We took the train to NYC once and came home with a coffee table. We had to sit in the café car on the way home, with the coffee table at our feet. This worked well; we used it for dinner. And coffee.

On our last trip to Paris, I was feeling too poor, unemployed, and socked by the exchange rate to do any serious shopping. We brought home baking chocolate, tea from Kuzmi and Mariage Freres, folding totes from Longchamp (they are more affordable over there), and walnut bread from Poilâne. When we got home, I had immediate, severe pangs of regret and discovered that the exchange rate had improved immensely while we were over there. So I ordered a book from and a pricey candle from Le Prince Jardinier at Deyrolle, as Christmas presents for my husband and me. I sniff that candle almost every day and remember Paris. The book is still on our coffee table more than a year later; it's a prototype for a book we hope to create together.

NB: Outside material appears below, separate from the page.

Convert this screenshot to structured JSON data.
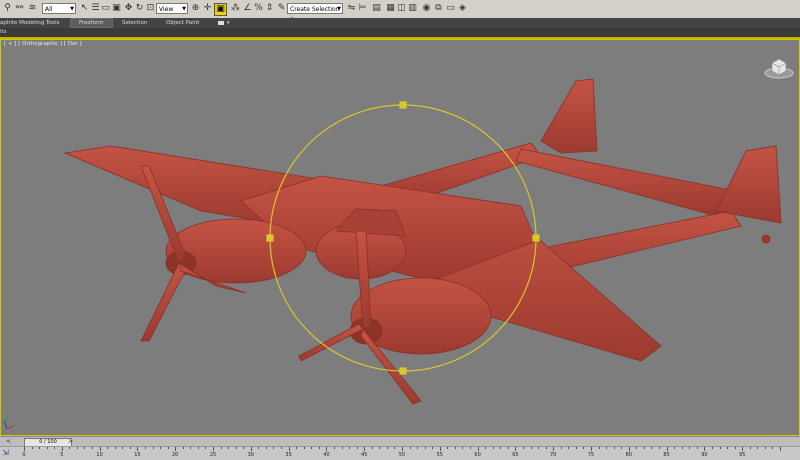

So my brilliant husband has a point, and I am going to try to come to terms with traveling with an "enormous," 26" suitcase by trying to imagine all the wonderful Parisian things I might find to fill the empty half (many loaves of walnut bread, which freezes well, for sure). When I pack for real this weekend, I might as well throw in an alternate coat and my mushy down pillow (French bed pillows are weird) — practical luxuries I'll be glad to have.